Seperti disampaikan Menlu, dengan kedatangan vaksin ini, maka Indonesia telah mengamankan sebanyak 137.611.540 dosis vaksin, baik dalam bentuk bahan baku maupun vaksin jadi.
Tak hanya itu, dalam waktu dekat Indonesia juga akan kembali kedatangan vaksin COVID-19 melalui kerja sama multilateral dan bilateral.
“Dalam beberapa hari ke depan, Indonesia juga akan menerima vaksin dose-sharing melalui jalur multilateral, COVAX Facility, yaitu vaksin Moderna dari Amerika Serikat yang merupakan pengiriman kedua.

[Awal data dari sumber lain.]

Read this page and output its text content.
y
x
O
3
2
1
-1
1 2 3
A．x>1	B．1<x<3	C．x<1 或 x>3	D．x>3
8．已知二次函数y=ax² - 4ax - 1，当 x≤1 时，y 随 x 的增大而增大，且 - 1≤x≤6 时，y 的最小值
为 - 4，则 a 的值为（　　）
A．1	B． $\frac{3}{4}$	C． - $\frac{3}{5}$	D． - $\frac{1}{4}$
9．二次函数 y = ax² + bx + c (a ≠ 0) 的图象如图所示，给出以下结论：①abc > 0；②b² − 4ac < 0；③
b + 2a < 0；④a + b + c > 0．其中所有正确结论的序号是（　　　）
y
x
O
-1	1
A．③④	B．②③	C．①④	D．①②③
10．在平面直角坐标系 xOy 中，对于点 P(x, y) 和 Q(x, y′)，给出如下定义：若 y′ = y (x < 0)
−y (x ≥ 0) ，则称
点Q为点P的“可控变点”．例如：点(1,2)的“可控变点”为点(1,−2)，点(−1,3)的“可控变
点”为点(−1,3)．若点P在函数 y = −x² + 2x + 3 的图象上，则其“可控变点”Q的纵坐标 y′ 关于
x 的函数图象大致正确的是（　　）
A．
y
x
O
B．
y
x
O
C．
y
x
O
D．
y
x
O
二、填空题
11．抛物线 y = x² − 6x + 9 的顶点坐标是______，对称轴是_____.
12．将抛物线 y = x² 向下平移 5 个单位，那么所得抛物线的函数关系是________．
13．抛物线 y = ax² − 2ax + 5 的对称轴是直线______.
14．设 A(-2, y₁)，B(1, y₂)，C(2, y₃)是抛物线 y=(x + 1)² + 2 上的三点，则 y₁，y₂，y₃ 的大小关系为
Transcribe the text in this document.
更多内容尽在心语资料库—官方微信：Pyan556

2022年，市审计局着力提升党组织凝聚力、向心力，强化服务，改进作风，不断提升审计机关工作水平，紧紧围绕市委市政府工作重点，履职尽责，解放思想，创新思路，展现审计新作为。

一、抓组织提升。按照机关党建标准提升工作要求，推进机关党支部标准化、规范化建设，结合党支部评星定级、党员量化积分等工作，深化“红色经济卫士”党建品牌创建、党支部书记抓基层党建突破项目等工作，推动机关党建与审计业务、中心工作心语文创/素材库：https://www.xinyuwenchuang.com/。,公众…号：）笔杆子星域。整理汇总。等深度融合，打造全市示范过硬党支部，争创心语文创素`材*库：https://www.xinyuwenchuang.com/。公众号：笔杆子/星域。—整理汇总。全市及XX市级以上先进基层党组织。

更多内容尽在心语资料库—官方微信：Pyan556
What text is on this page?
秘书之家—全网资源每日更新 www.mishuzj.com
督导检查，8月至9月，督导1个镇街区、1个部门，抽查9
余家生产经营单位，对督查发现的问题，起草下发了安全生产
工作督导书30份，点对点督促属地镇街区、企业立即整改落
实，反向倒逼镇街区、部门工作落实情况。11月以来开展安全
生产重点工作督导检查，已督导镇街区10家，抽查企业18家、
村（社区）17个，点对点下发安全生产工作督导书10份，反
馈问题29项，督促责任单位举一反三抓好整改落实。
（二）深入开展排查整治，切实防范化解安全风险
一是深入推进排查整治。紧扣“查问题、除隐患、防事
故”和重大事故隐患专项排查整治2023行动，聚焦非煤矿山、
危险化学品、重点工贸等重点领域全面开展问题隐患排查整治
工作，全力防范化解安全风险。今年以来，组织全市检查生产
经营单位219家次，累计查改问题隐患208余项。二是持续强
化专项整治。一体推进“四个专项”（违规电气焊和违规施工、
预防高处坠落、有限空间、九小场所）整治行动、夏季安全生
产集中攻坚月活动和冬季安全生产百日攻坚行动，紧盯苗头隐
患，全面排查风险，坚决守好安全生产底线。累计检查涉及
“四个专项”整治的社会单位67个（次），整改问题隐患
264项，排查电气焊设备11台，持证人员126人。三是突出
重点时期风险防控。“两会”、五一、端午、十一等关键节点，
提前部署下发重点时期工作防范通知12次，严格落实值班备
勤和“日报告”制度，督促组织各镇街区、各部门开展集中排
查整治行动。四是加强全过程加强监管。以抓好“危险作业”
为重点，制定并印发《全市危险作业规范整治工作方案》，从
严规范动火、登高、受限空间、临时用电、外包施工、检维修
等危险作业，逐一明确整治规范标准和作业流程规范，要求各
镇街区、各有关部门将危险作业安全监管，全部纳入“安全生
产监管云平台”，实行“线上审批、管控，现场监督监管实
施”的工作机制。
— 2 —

Kemudian dose-sharing melalui jalur bilateral, yaitu dari Jepang, yang juga merupakan pengiriman kedua, dan dari Uni Emirates Arab dan ini juga merupakan pengiriman yang kedua,” ungkapnya.
Menutup keterangan persnya, Menlu kembali menegaskan bahwa pemerintah akan terus bekerja keras untuk mengamankan kebutuhan vaksin untuk rakyat Indonesia dan terus mendorong pada tingkat dunia kesetaraan akses vaksin bagi semua negara.
“Kesehatan dan keselamatan rakyat adalah prioritas pertama. Terus patuhi protokol kesehatan dan batasi mobilitas untuk sementara waktu, tetap memakai masker, menjaga jarak, dan rajin mencuci tangan. Insyaallah dengan ikhtiar kita semua, dengan kerja keras, kedisiplinan, dan persatuan seluruh elemen bangsa, kita akan segera dapat keluar dari pandemi ini,” tandasnya.